I remember many experienced professors telling me cynically about this, about all the techniques they had to blow up one small finding into many articles.

Anyway - research slop started way before AI. It's probably going to make the problem worse, but the root issue have been there for a long time.

in the end we're going to end up with papers written by AI, proofread by AI .....summarized for readers by AI. I think this is just for them to remain relevant and be seen as still pushing something out
It's interesting how quickly the quest for the "Everything AI" has shifted. It's much more efficient to build use-case specific LLMs that can solve a limited set of problems much more deeply than one that tries to do everything well.

I've noticed this already with Claude. Claude is so good at code and technical questions... but frankly it's unimpressive at nearly anything else I have asked it to do. Anthropic would probably be better off putting all of their eggs in that one basket that they are good at.

All the more reason that the quest for AGI is a pipe dream. The future is going to be very divergent AI/LLM applications - each marketed and developed around a specific target audience, and priced respectively according to value.

I completely agree.

In my lab, we have been struggling with automated image segmentation for years. 3 years ago, I started learning ML and the task is pretty standard, so there are a lot of solution.

In 3 months, I managed to get a working solution, which only took a lot of sweat annotating images first.

I think this is where tools like OpenCode really shine, because they unlock the potential for any user to generate a solution to their specific problem.

Not an academic, but I used LaTeX for years and it doesn’t feel like what future of publishing should use. It’s finicky and takes so much markup to do simple things. A lab manager once told me about a study that people who used MS Word to typeset were more productive, and I can see that…
This does way less than i'd expect. Converting images to tikz is nice but some of the other applications demonstrated were horrible. This is no way anyone should be using AI to cite.
All your papers are belong to us
Anybody else notice that half the video was just finding papers to decorate the bibliography with? Not like "find me more papers I should read and consider", but "find papers that are relevant that I should cite--okay, just add those".

This is all pageantry.

I’ve been “testing” LLM willingness to explore novel ideas/hypotheses for a few random topics[0].

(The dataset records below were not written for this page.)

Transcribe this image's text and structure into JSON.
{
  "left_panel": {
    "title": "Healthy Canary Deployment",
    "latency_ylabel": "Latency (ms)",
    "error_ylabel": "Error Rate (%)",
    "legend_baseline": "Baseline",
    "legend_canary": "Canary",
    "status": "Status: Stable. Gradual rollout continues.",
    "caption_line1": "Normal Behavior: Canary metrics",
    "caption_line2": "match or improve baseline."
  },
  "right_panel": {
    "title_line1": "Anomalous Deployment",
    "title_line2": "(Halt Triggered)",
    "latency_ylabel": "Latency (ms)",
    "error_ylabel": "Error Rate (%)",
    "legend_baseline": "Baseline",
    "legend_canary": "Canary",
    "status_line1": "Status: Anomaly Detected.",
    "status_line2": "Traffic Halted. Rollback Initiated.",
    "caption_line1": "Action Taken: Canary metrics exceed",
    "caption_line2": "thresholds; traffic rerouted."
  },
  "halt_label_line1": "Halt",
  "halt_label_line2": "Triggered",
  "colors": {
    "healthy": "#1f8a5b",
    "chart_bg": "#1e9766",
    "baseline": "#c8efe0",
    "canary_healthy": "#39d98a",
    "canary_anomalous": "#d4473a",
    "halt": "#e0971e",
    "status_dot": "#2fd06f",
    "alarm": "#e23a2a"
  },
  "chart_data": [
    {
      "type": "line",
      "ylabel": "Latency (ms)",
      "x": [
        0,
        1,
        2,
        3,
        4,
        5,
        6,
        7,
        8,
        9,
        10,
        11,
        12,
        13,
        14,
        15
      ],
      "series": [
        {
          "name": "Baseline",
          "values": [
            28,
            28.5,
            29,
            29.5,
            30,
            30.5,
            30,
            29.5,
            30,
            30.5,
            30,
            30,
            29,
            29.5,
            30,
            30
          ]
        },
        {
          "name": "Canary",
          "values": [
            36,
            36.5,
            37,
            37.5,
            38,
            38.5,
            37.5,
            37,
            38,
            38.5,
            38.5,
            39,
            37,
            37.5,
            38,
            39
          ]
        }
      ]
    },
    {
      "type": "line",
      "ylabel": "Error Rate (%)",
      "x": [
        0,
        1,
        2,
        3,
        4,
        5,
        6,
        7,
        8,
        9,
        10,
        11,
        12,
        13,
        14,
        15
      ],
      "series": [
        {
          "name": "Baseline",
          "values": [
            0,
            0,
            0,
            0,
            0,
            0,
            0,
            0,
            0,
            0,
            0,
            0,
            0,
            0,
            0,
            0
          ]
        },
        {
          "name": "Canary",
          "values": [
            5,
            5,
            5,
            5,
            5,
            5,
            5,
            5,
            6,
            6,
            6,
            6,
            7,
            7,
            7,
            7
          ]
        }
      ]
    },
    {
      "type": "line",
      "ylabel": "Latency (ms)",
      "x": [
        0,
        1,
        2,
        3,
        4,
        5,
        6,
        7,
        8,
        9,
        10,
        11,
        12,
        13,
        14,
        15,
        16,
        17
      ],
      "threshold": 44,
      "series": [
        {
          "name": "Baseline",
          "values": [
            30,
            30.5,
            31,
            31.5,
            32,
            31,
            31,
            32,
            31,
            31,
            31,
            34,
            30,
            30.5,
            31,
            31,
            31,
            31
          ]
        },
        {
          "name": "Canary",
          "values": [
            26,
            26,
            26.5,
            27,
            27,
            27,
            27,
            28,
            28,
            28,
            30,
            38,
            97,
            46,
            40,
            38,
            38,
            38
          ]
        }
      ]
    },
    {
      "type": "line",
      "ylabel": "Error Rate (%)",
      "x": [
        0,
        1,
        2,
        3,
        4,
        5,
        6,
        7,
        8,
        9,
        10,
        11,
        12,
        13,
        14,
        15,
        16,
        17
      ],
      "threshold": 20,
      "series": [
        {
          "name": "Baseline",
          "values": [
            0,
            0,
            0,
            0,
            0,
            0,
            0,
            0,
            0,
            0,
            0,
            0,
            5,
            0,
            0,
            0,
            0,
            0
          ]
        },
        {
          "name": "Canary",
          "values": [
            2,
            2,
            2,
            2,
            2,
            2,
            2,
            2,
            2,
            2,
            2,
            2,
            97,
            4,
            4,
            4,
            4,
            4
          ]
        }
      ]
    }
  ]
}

The earlier LLMs were interesting, in that their sycophantic nature eagerly agreed, often lacking criticality.

After reducing said sycophancy, I’ve found that certain LLMs are much more unwilling (especially the reasoning models) to move past the “known” science[1].

I’m curious to see how/if we can strike the right balance with an LLM focused on scientific exploration.

[0]Sediment lubrication due to organic material in specific subduction zones, potential algorithmic basis for colony collapse disorder, potential to evolve anthropomorphic kiwis, etc.

[1]Caveat, it’s very easy for me to tell when an LLM is “off-the-rails” on a topic I know a lot about, much less so, and much more dangerous, for these “tests” where I’m certainly no expert.

I postulate 90% of the reason openai now has "variants" for different use cases is just to capture training data...
I remember, something like a month ago, Altman twit'n that they were stopping all product work to focus on training. Was that written on water?

Seems like they have only announced products since and no new model trained from scratch. Are they still having pre-training issues?

Way too much work having AI generate slop which gets dumped on a human reviewer to deal with. Maybe switch some of that effort into making better review tools.
> In 2025, AI changed software development forever. In 2026, we expect a comparable shift in science,

I can't wait

I don't see the use. You can easily do everything shown in the Prism intro video with ChatGPT already. Is it meant to be an overleaf killer?